In den vergangenen 20 Jahren sind in China eine Reihe florierender Technologieunternehmen entstanden. Dies führte zu zahlreichen Spekulationen hinsichtlich der wirtschaftlichen, wissenschaftlichen und technologischen Fähigkeiten Chinas sowie der Innovationsfähigkeit des Landes. Manche argumentieren, China sei den USA in diesen Bereichen dicht auf den Fersen und in einigen Sektoren bereits weltweit führend. Andere wiederum sind der Ansicht, China sei noch nicht so weit, wie es scheint, und die strenge Regulierung der Technologieunternehmen durch die Regierung würde den weiteren Fortschritt behindern. Was stimmt nun?
Diejenigen, die an Chinas Fortschritt zweifeln, betonen die Abhängigkeit des Landes von westlicher Technologie und verweisen darauf, dass chinesische Technologieunternehmen noch immer nicht mit ihren amerikanischen Pendants auf dem Weltmarkt konkurrieren können. China-Optimisten stellen hingegen fest, dass diese Unternehmen ihre rasche internationale Expansion fortsetzen, worin sich die außergewöhnliche Lernfähigkeit des Landes widerspiegele.

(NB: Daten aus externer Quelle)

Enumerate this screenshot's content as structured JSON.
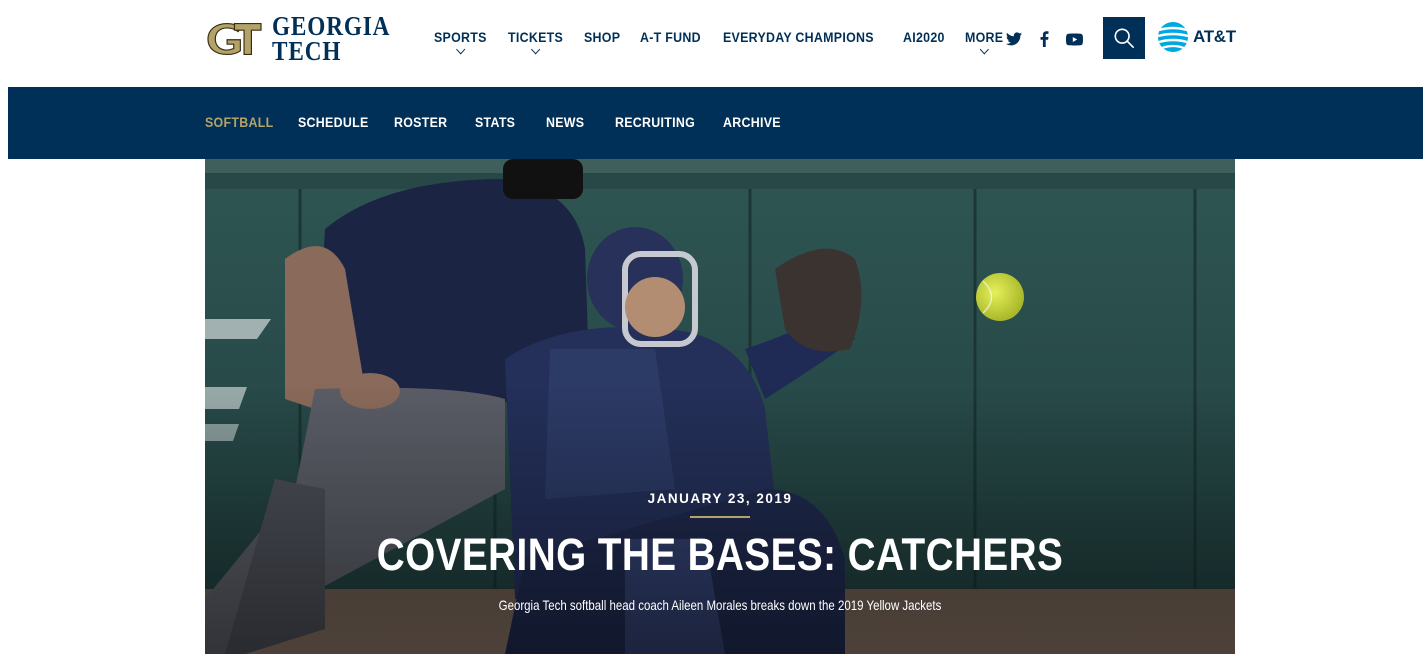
{
  "header": {
    "logo_line1": "GEORGIA",
    "logo_line2": "TECH",
    "logo_mark": "GT",
    "brand_navy": "#003057",
    "brand_gold": "#b3a369",
    "nav": [
      {
        "label": "SPORTS",
        "dropdown": true
      },
      {
        "label": "TICKETS",
        "dropdown": true
      },
      {
        "label": "SHOP",
        "dropdown": false
      },
      {
        "label": "A-T FUND",
        "dropdown": false
      },
      {
        "label": "EVERYDAY CHAMPIONS",
        "dropdown": false
      },
      {
        "label": "AI2020",
        "dropdown": false
      },
      {
        "label": "MORE",
        "dropdown": true
      }
    ],
    "social": [
      "twitter-icon",
      "facebook-icon",
      "youtube-icon"
    ],
    "search_icon": "search-icon",
    "sponsor": "AT&T"
  },
  "subnav": {
    "items": [
      {
        "label": "SOFTBALL",
        "active": true
      },
      {
        "label": "SCHEDULE",
        "active": false
      },
      {
        "label": "ROSTER",
        "active": false
      },
      {
        "label": "STATS",
        "active": false
      },
      {
        "label": "NEWS",
        "active": false
      },
      {
        "label": "RECRUITING",
        "active": false
      },
      {
        "label": "ARCHIVE",
        "active": false
      }
    ]
  },
  "hero": {
    "date": "JANUARY 23, 2019",
    "title": "COVERING THE BASES: CATCHERS",
    "subtitle": "Georgia Tech softball head coach Aileen Morales breaks down the 2019 Yellow Jackets",
    "image_description_icon": "hero-photo"
  }
}
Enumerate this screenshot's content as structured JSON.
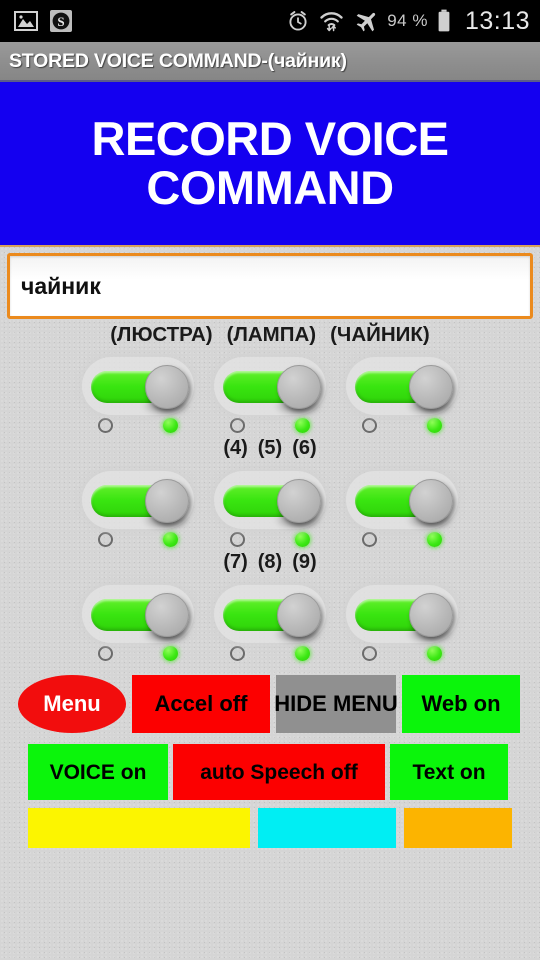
{
  "statusbar": {
    "left_icons": [
      {
        "name": "image-icon",
        "glyph": "image"
      },
      {
        "name": "skype-icon",
        "glyph": "s-badge"
      }
    ],
    "right_icons": [
      {
        "name": "alarm-clock-icon",
        "glyph": "alarm"
      },
      {
        "name": "wifi-transfer-icon",
        "glyph": "wifi"
      },
      {
        "name": "airplane-mode-icon",
        "glyph": "airplane"
      }
    ],
    "battery_percent": "94 %",
    "battery_icon": "battery-icon",
    "clock": "13:13"
  },
  "titlebar": {
    "title": "STORED VOICE COMMAND-(чайник)"
  },
  "banner": {
    "title": "RECORD VOICE COMMAND",
    "bg_color": "#1400f0",
    "text_color": "#ffffff"
  },
  "voice_field": {
    "value": "чайник",
    "placeholder": "",
    "border_color": "#eb8a1d"
  },
  "sections": [
    {
      "id": "section-1",
      "labels": [
        "(ЛЮСТРА)",
        "(ЛАМПА)",
        "(ЧАЙНИК)"
      ],
      "switches": [
        {
          "name": "switch-lyustra",
          "state": "on",
          "led_left": "off",
          "led_right": "on"
        },
        {
          "name": "switch-lampa",
          "state": "on",
          "led_left": "off",
          "led_right": "on"
        },
        {
          "name": "switch-chaynik",
          "state": "on",
          "led_left": "off",
          "led_right": "on"
        }
      ]
    },
    {
      "id": "section-2",
      "labels": [
        "(4)",
        "(5)",
        "(6)"
      ],
      "switches": [
        {
          "name": "switch-4",
          "state": "on",
          "led_left": "off",
          "led_right": "on"
        },
        {
          "name": "switch-5",
          "state": "on",
          "led_left": "off",
          "led_right": "on"
        },
        {
          "name": "switch-6",
          "state": "on",
          "led_left": "off",
          "led_right": "on"
        }
      ]
    },
    {
      "id": "section-3",
      "labels": [
        "(7)",
        "(8)",
        "(9)"
      ],
      "switches": [
        {
          "name": "switch-7",
          "state": "on",
          "led_left": "off",
          "led_right": "on"
        },
        {
          "name": "switch-8",
          "state": "on",
          "led_left": "off",
          "led_right": "on"
        },
        {
          "name": "switch-9",
          "state": "on",
          "led_left": "off",
          "led_right": "on"
        }
      ]
    }
  ],
  "buttons": {
    "menu": {
      "label": "Menu",
      "color": "#f20d0d",
      "text_color": "#ffffff"
    },
    "accel": {
      "label": "Accel off",
      "color": "#fc0000",
      "text_color": "#000000"
    },
    "hide_menu": {
      "label": "HIDE MENU",
      "color": "#909090",
      "text_color": "#000000"
    },
    "web": {
      "label": "Web on",
      "color": "#0bf50b",
      "text_color": "#000000"
    },
    "voice": {
      "label": "VOICE on",
      "color": "#0bf50b",
      "text_color": "#000000"
    },
    "auto_speech": {
      "label": "auto Speech off",
      "color": "#fc0000",
      "text_color": "#000000"
    },
    "text": {
      "label": "Text on",
      "color": "#0bf50b",
      "text_color": "#000000"
    },
    "yellow": {
      "label": "",
      "color": "#fcf500"
    },
    "cyan": {
      "label": "",
      "color": "#00eef3"
    },
    "orange": {
      "label": "",
      "color": "#fcb400"
    }
  }
}
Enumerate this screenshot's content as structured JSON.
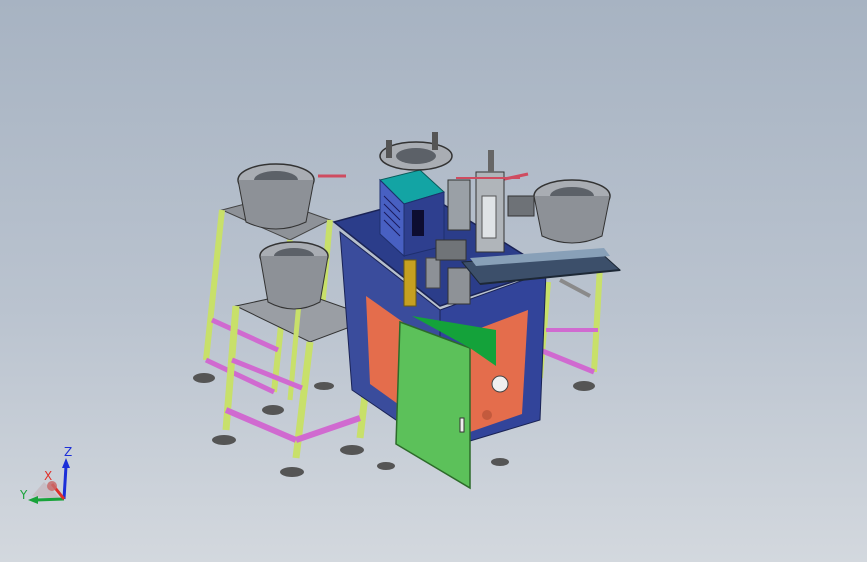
{
  "viewport": {
    "background_top": "#a7b3c2",
    "background_bottom": "#d3d8de"
  },
  "triad": {
    "x_label": "X",
    "y_label": "Y",
    "z_label": "Z",
    "x_color": "#e0302a",
    "y_color": "#19a33a",
    "z_color": "#1c2fd8"
  },
  "model": {
    "frame_color": "#c8e06a",
    "brace_color": "#d06ad0",
    "bowl_color": "#8b8f95",
    "table_color": "#2b3d8a",
    "panel_color": "#e46d4c",
    "door_color": "#5cc15a",
    "cabinet_color": "#0d9f9f"
  }
}
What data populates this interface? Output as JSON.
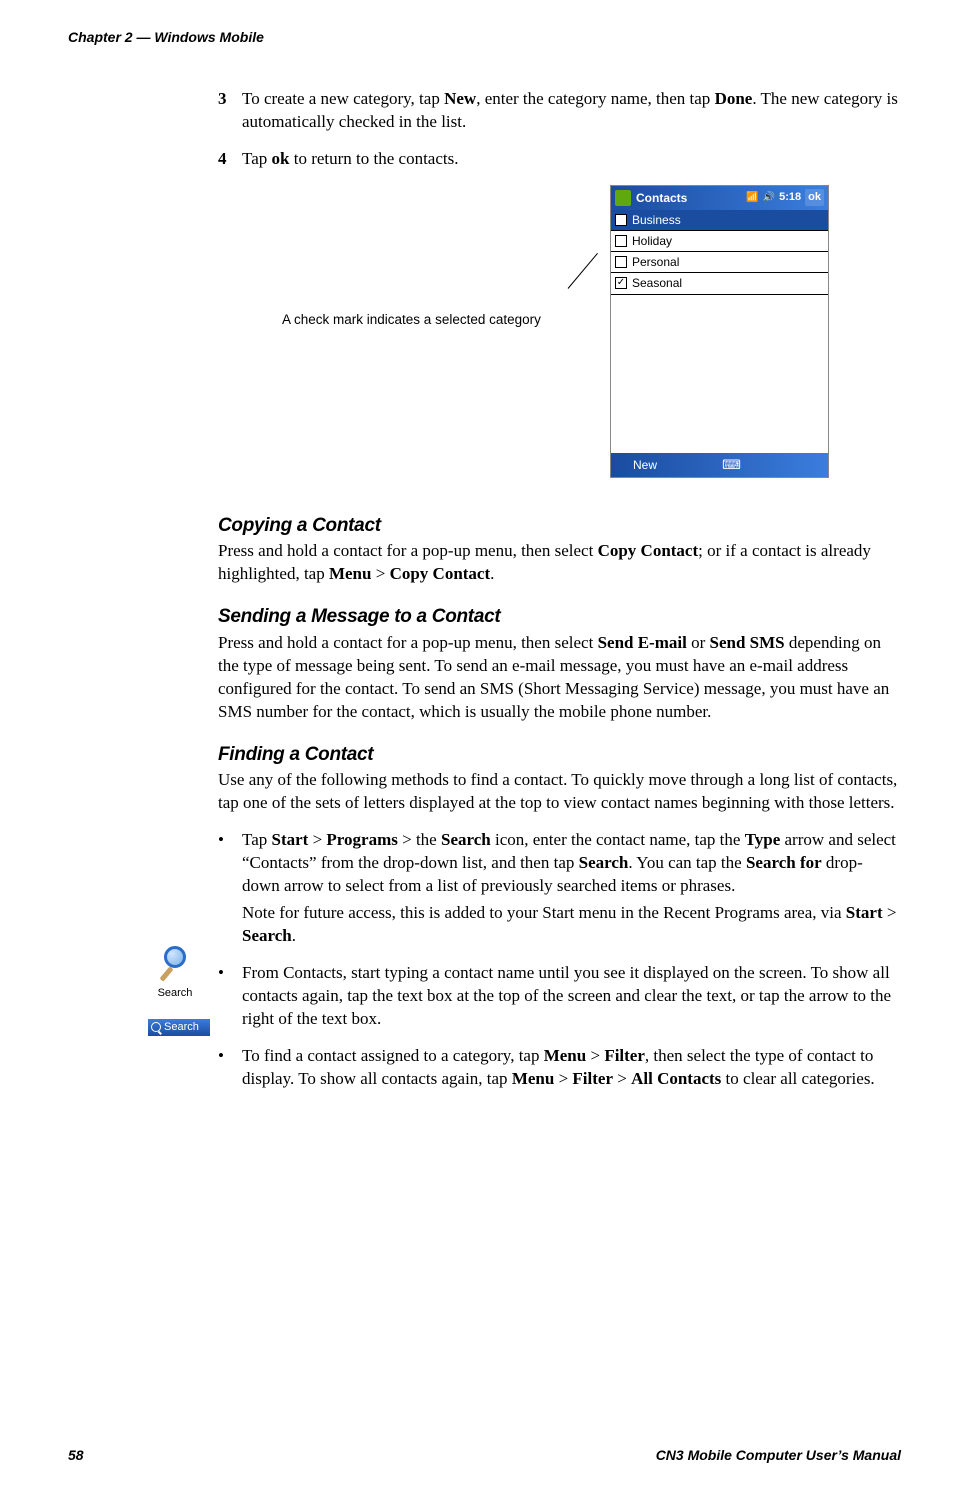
{
  "header": {
    "chapter": "Chapter 2 — Windows Mobile"
  },
  "steps": {
    "s3": {
      "num": "3",
      "pre": "To create a new category, tap ",
      "new": "New",
      "mid": ", enter the category name, then tap ",
      "done": "Done",
      "post": ". The new category is automatically checked in the list."
    },
    "s4": {
      "num": "4",
      "pre": "Tap ",
      "ok": "ok",
      "post": " to return to the contacts."
    }
  },
  "callout": "A check mark indicates a selected category",
  "device": {
    "title": "Contacts",
    "time": "5:18",
    "okbtn": "ok",
    "cats": {
      "business": "Business",
      "holiday": "Holiday",
      "personal": "Personal",
      "seasonal": "Seasonal"
    },
    "newbtn": "New"
  },
  "sections": {
    "copying": {
      "title": "Copying a Contact",
      "t1": "Press and hold a contact for a pop-up menu, then select ",
      "b1": "Copy Contact",
      "t2": "; or if a contact is already highlighted, tap ",
      "b2": "Menu",
      "t3": " > ",
      "b3": "Copy Contact",
      "t4": "."
    },
    "sending": {
      "title": "Sending a Message to a Contact",
      "t1": "Press and hold a contact for a pop-up menu, then select ",
      "b1": "Send E-mail",
      "t2": " or ",
      "b2": "Send SMS",
      "t3": " depending on the type of message being sent. To send an e-mail message, you must have an e-mail address configured for the contact. To send an SMS (Short Messaging Service) message, you must have an SMS number for the contact, which is usually the mobile phone number."
    },
    "finding": {
      "title": "Finding a Contact",
      "intro": "Use any of the following methods to find a contact. To quickly move through a long list of contacts, tap one of the sets of letters displayed at the top to view contact names beginning with those letters."
    }
  },
  "bullets": {
    "b1": {
      "p1_t1": "Tap ",
      "p1_b1": "Start",
      "p1_t2": " > ",
      "p1_b2": "Programs",
      "p1_t3": " > the ",
      "p1_b3": "Search",
      "p1_t4": " icon, enter the contact name, tap the ",
      "p1_b4": "Type",
      "p1_t5": " arrow and select “Contacts” from the drop-down list, and then tap ",
      "p1_b5": "Search",
      "p1_t6": ". You can tap the ",
      "p1_b6": "Search for",
      "p1_t7": " drop-down arrow to select from a list of previously searched items or phrases.",
      "note_t1": "Note for future access, this is added to your Start menu in the Recent Programs area, via ",
      "note_b1": "Start",
      "note_t2": " > ",
      "note_b2": "Search",
      "note_t3": "."
    },
    "b2": "From Contacts, start typing a contact name until you see it displayed on the screen. To show all contacts again, tap the text box at the top of the screen and clear the text, or tap the arrow to the right of the text box.",
    "b3": {
      "t1": "To find a contact assigned to a category, tap ",
      "b1": "Menu",
      "t2": " > ",
      "b2": "Filter",
      "t3": ", then select the type of contact to display. To show all contacts again, tap ",
      "b3": "Menu",
      "t4": " > ",
      "b4": "Filter",
      "t5": " > ",
      "b5": "All Contacts",
      "t6": " to clear all categories."
    }
  },
  "sidebar": {
    "searchlbl": "Search",
    "menulbl": "Search"
  },
  "footer": {
    "page": "58",
    "manual": "CN3 Mobile Computer User’s Manual"
  }
}
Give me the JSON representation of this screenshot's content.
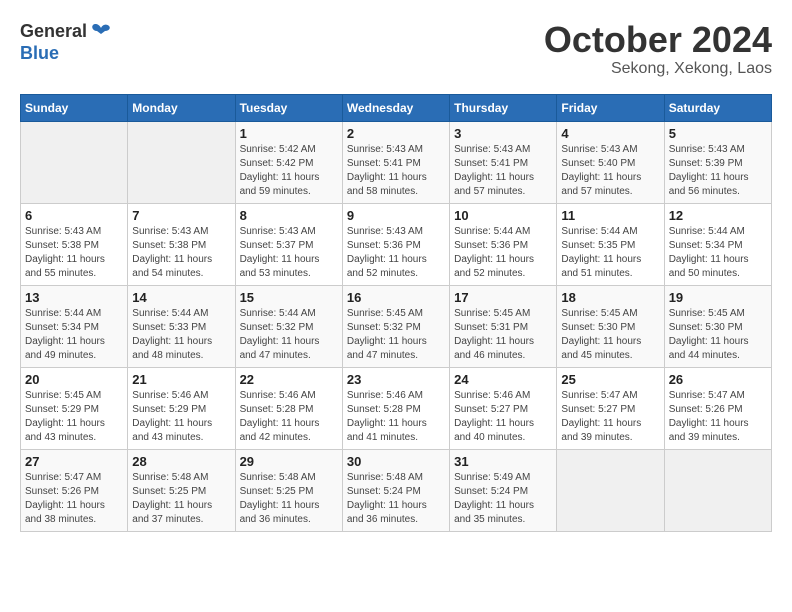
{
  "header": {
    "logo_general": "General",
    "logo_blue": "Blue",
    "main_title": "October 2024",
    "subtitle": "Sekong, Xekong, Laos"
  },
  "calendar": {
    "days_of_week": [
      "Sunday",
      "Monday",
      "Tuesday",
      "Wednesday",
      "Thursday",
      "Friday",
      "Saturday"
    ],
    "weeks": [
      [
        {
          "day": "",
          "info": ""
        },
        {
          "day": "",
          "info": ""
        },
        {
          "day": "1",
          "info": "Sunrise: 5:42 AM\nSunset: 5:42 PM\nDaylight: 11 hours and 59 minutes."
        },
        {
          "day": "2",
          "info": "Sunrise: 5:43 AM\nSunset: 5:41 PM\nDaylight: 11 hours and 58 minutes."
        },
        {
          "day": "3",
          "info": "Sunrise: 5:43 AM\nSunset: 5:41 PM\nDaylight: 11 hours and 57 minutes."
        },
        {
          "day": "4",
          "info": "Sunrise: 5:43 AM\nSunset: 5:40 PM\nDaylight: 11 hours and 57 minutes."
        },
        {
          "day": "5",
          "info": "Sunrise: 5:43 AM\nSunset: 5:39 PM\nDaylight: 11 hours and 56 minutes."
        }
      ],
      [
        {
          "day": "6",
          "info": "Sunrise: 5:43 AM\nSunset: 5:38 PM\nDaylight: 11 hours and 55 minutes."
        },
        {
          "day": "7",
          "info": "Sunrise: 5:43 AM\nSunset: 5:38 PM\nDaylight: 11 hours and 54 minutes."
        },
        {
          "day": "8",
          "info": "Sunrise: 5:43 AM\nSunset: 5:37 PM\nDaylight: 11 hours and 53 minutes."
        },
        {
          "day": "9",
          "info": "Sunrise: 5:43 AM\nSunset: 5:36 PM\nDaylight: 11 hours and 52 minutes."
        },
        {
          "day": "10",
          "info": "Sunrise: 5:44 AM\nSunset: 5:36 PM\nDaylight: 11 hours and 52 minutes."
        },
        {
          "day": "11",
          "info": "Sunrise: 5:44 AM\nSunset: 5:35 PM\nDaylight: 11 hours and 51 minutes."
        },
        {
          "day": "12",
          "info": "Sunrise: 5:44 AM\nSunset: 5:34 PM\nDaylight: 11 hours and 50 minutes."
        }
      ],
      [
        {
          "day": "13",
          "info": "Sunrise: 5:44 AM\nSunset: 5:34 PM\nDaylight: 11 hours and 49 minutes."
        },
        {
          "day": "14",
          "info": "Sunrise: 5:44 AM\nSunset: 5:33 PM\nDaylight: 11 hours and 48 minutes."
        },
        {
          "day": "15",
          "info": "Sunrise: 5:44 AM\nSunset: 5:32 PM\nDaylight: 11 hours and 47 minutes."
        },
        {
          "day": "16",
          "info": "Sunrise: 5:45 AM\nSunset: 5:32 PM\nDaylight: 11 hours and 47 minutes."
        },
        {
          "day": "17",
          "info": "Sunrise: 5:45 AM\nSunset: 5:31 PM\nDaylight: 11 hours and 46 minutes."
        },
        {
          "day": "18",
          "info": "Sunrise: 5:45 AM\nSunset: 5:30 PM\nDaylight: 11 hours and 45 minutes."
        },
        {
          "day": "19",
          "info": "Sunrise: 5:45 AM\nSunset: 5:30 PM\nDaylight: 11 hours and 44 minutes."
        }
      ],
      [
        {
          "day": "20",
          "info": "Sunrise: 5:45 AM\nSunset: 5:29 PM\nDaylight: 11 hours and 43 minutes."
        },
        {
          "day": "21",
          "info": "Sunrise: 5:46 AM\nSunset: 5:29 PM\nDaylight: 11 hours and 43 minutes."
        },
        {
          "day": "22",
          "info": "Sunrise: 5:46 AM\nSunset: 5:28 PM\nDaylight: 11 hours and 42 minutes."
        },
        {
          "day": "23",
          "info": "Sunrise: 5:46 AM\nSunset: 5:28 PM\nDaylight: 11 hours and 41 minutes."
        },
        {
          "day": "24",
          "info": "Sunrise: 5:46 AM\nSunset: 5:27 PM\nDaylight: 11 hours and 40 minutes."
        },
        {
          "day": "25",
          "info": "Sunrise: 5:47 AM\nSunset: 5:27 PM\nDaylight: 11 hours and 39 minutes."
        },
        {
          "day": "26",
          "info": "Sunrise: 5:47 AM\nSunset: 5:26 PM\nDaylight: 11 hours and 39 minutes."
        }
      ],
      [
        {
          "day": "27",
          "info": "Sunrise: 5:47 AM\nSunset: 5:26 PM\nDaylight: 11 hours and 38 minutes."
        },
        {
          "day": "28",
          "info": "Sunrise: 5:48 AM\nSunset: 5:25 PM\nDaylight: 11 hours and 37 minutes."
        },
        {
          "day": "29",
          "info": "Sunrise: 5:48 AM\nSunset: 5:25 PM\nDaylight: 11 hours and 36 minutes."
        },
        {
          "day": "30",
          "info": "Sunrise: 5:48 AM\nSunset: 5:24 PM\nDaylight: 11 hours and 36 minutes."
        },
        {
          "day": "31",
          "info": "Sunrise: 5:49 AM\nSunset: 5:24 PM\nDaylight: 11 hours and 35 minutes."
        },
        {
          "day": "",
          "info": ""
        },
        {
          "day": "",
          "info": ""
        }
      ]
    ]
  }
}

Das Lager der Optimisten hat nicht ganz unrecht. Tatsächlich besteht das Geheimnis des wirtschaftlichen Erfolgs Chinas in seiner Lernfähigkeit – und diese sagt mehr über Chinas Aussichten aus als darüber, wo das Land technologisch steht. Schließlich ist technologische Innovation weniger ein Input als vielmehr ein Output einer unternehmerisch geprägten, wirtschaftlichen Entwicklung. Durch den Aufbau florierender Unternehmen erhalten Unternehmer die Möglichkeit, neue Technologien und Anwendungen zu entwickeln.
Freilich war China in den vergangenen Jahren mit wachsenden externen Herausforderungen konfrontiert wie etwa dem rigorosen Vorgehen entwickelter Volkswirtschaften gegen die gemeinsame Nutzung von Technologien. Darüber hinaus sind die Bemühungen der chinesischen Regierung zur Aufrechterhaltung der inneren Wirtschaftsordnung und der Minderung finanzieller Risiken – wie beispielsweise durch eine stärkere Regulierung von Technologieunternehmen – auf dem Markt umstritten. Und einige ausländische Produktionsfirmen haben sich Berichten zufolge aus China zurückgezogen.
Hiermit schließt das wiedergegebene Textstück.